For 40 years these documents lay in the Israel State Archives in Jerusalem, many of them hidden, kept out of the reach of researchers and the general public. Now, in honor of the 40th anniversary of the murder of 11 Israeli athletes in the 1972 Munich Olympics, which is coming up next week, the State Archives revealed 45 records related to the event.
On the menu are protocols of a cabinet meeting, consultations held by ministers, and of sessions of the Foreign Affairs and Defense Committee, as well as, various reports and telegram exchanges. Half of the material was never before published, and is now being made public for the first time. In the interest of those readers and researchers interested in these documents, we have chosen to focus on the hitherto unpublished material. The remaining records can be viewed in full on the State Archives website.

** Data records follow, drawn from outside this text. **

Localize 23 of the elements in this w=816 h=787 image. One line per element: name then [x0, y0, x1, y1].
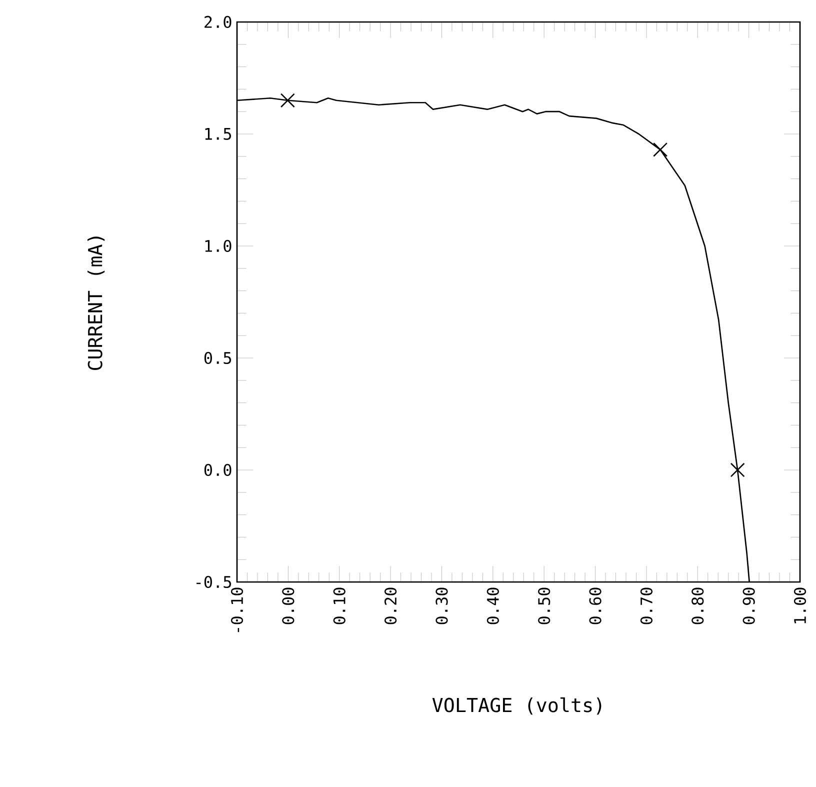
x-tick-label: 1.00: [794, 588, 806, 624]
x-tick-label: 0.00: [282, 588, 294, 624]
x-tick-label: -0.10: [230, 588, 244, 632]
point: [280, 93, 295, 108]
x-tick-label: 0.30: [436, 588, 448, 624]
y-tick-label: 0.0: [204, 464, 232, 476]
y-tick-label: -0.5: [196, 576, 232, 588]
y-axis-title: CURRENT (mA): [88, 236, 105, 370]
x-tick-label: 0.90: [742, 588, 755, 624]
y-tick-label: 0.5: [204, 352, 232, 364]
y-tick-label: 1.5: [205, 128, 232, 140]
x-tick-label: 0.20: [384, 588, 397, 624]
x-axis-title: VOLTAGE (volts): [432, 697, 602, 715]
x-tick-label: 0.80: [692, 588, 704, 624]
point: [730, 462, 745, 478]
x-tick-label: 0.40: [486, 588, 499, 624]
point: [653, 142, 668, 157]
y-tick-label: 2.0: [204, 16, 232, 28]
x-tick-label: 0.50: [538, 588, 550, 624]
y-tick-label: 1.0: [205, 240, 232, 252]
x-tick-label: 0.10: [333, 588, 346, 624]
x-tick-label: 0.70: [640, 588, 653, 624]
x-tick-label: 0.60: [589, 588, 602, 624]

The archive and its employees deserve special praise for the initiative to reveal so many high quality, authentic, and classified documents. Their location, selection, categorization, and scanning, as well as, getting the okay to publish them from the different security organization, took both time and expertise.
That said, certain partsof the documents, whose publication was not cleared, were redacted. In addition, an unknown number of records remain unpublished, probably on orders of the Mossad and the Shin Bet security service. These orders can and should be questioned: Whose interest is being served by the suppression of information about an event that took place 40 years ago? What information about this event has not yet been revealed, and how can its publication today harm national security? These questions will have to wait for future revelations.